The Runaway Rally (by W. Snyder)

         This Newsletter has already observed that the current rally is now the second- longest in history and that equity prices are extraordinarily high with a P/E ratio of 25 or even more according to other calculations. The real economy does not justify Wall Street`s seductive optimism. The soft data is belied by the hard data.

         There are several factors that should caution investors about being excessively optimistic regarding the potential for further rises in the stock market. The Fed is planning more interest rate rises that may bring on a recession. The ongoing debacle in the American retail sector will result in numerous bankruptcies and an increase in unemployment with various REITs suffering painful losses as more and more malls fall prey to a fall in occupancy rates and rot away. Mortgage-backed loans will default, thus causing severe losses even though e-commerce flourishes.

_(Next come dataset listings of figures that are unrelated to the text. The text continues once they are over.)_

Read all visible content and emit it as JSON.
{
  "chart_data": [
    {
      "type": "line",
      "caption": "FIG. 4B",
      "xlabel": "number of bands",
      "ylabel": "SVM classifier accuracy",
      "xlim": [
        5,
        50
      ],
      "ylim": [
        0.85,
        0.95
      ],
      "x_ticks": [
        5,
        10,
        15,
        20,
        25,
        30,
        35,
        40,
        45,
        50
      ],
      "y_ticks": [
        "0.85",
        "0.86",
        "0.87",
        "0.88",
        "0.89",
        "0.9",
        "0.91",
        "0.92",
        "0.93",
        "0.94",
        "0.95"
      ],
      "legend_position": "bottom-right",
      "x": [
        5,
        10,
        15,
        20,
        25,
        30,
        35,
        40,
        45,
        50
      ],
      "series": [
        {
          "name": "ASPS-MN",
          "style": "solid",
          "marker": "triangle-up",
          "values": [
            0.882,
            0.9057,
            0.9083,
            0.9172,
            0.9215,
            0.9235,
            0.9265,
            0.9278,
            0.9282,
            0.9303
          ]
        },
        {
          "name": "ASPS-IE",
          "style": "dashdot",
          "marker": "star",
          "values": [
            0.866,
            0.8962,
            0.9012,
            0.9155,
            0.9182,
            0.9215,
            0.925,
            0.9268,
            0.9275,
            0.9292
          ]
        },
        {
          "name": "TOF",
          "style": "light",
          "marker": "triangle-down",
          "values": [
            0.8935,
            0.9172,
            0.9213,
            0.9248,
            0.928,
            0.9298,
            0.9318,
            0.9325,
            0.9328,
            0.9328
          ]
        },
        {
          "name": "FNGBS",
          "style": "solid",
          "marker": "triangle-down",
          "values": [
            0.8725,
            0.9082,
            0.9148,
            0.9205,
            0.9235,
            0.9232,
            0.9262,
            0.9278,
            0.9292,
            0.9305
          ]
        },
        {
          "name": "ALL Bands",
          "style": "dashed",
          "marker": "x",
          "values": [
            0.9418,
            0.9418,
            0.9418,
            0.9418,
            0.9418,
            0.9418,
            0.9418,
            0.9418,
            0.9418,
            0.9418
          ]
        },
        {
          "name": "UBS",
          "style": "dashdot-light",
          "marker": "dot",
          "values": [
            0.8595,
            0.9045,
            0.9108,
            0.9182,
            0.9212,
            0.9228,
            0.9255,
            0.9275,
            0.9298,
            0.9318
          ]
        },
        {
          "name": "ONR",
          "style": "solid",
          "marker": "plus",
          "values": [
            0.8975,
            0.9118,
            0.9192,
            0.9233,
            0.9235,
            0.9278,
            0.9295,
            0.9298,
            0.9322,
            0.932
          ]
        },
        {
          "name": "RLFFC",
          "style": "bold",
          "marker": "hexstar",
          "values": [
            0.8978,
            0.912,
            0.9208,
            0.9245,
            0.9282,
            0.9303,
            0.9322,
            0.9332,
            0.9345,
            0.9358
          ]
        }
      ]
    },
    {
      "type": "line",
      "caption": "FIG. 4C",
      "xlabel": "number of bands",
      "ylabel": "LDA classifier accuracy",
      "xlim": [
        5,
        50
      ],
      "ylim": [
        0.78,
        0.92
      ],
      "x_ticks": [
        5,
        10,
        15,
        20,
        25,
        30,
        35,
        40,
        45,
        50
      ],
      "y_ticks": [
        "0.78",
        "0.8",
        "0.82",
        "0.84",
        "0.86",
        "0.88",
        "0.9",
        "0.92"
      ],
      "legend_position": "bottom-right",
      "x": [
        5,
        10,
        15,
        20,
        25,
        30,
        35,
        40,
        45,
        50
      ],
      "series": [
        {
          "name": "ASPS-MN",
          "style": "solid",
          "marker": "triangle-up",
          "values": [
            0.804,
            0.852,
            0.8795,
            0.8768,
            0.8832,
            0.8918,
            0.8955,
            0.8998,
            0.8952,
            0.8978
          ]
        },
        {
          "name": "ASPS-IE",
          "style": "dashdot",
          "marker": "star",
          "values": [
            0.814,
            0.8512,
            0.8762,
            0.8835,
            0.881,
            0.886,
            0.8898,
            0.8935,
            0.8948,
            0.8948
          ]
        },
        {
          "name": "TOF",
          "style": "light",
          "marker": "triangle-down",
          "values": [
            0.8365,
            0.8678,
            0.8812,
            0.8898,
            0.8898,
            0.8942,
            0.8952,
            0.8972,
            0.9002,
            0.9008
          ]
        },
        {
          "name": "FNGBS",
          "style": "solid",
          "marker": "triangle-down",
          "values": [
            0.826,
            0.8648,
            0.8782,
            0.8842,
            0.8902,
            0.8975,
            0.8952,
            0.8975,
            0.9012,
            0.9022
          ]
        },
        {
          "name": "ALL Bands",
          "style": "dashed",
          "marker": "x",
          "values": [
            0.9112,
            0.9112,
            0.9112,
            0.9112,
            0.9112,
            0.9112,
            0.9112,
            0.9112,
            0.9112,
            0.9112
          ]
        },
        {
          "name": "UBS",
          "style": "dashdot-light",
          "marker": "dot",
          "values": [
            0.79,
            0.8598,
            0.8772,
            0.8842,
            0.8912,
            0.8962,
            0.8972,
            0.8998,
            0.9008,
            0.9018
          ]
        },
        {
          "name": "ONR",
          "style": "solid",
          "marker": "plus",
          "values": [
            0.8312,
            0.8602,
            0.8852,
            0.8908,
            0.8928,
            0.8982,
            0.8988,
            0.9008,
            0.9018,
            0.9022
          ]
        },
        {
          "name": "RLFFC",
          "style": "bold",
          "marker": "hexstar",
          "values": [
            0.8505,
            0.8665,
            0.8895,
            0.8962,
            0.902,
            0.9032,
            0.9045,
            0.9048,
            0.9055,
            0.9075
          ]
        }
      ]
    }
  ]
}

         Student loans have marked increasing default rates, and unemployed graduates will not contribute to the consumer economy. New car sales have slumped amidst an increase in the default rate on auto loans, many of which are subprime. These loans have also been securitized, and a repetition on a smaller scale of the disastrous subprime housing mortgage disaster of 2007/2008 is more than likely. House prices are inflated: could that be another bubble brewing?

The federal budget deficit continues to grow while the debt remains blocked at 19.8 trillion dollars, which is 105% of GDP. It is uncertain if Congress will soon approve any measure to stave off a government shutdown after 28th April 2017, which could spook markets. States and corporations are also deep in debt.

         The railroads have cut the amounts earmarked for capital expenditure while companies have been borrowing large sums for share buybacks that have boosted share prices. Executives have enriched themselves with such operations as they sell off the shares received as part of their salary arrangements. At the same time the sums invested in capital expenses have diminished accordingly.

         The BLS reports record-low unemployment of 4.5%, but the real rate of unemployment is about 22% if one considers the people in the working-age population that are not working and not looking for work.

         Several important US pension schemes are underfunded and will not be able to meet their obligations to pensioners. These funds have also invested heavily in stocks, so that if the stock market should head south, the situation will become even more disastrous than it already is.

One can reckon that hard times are ahead.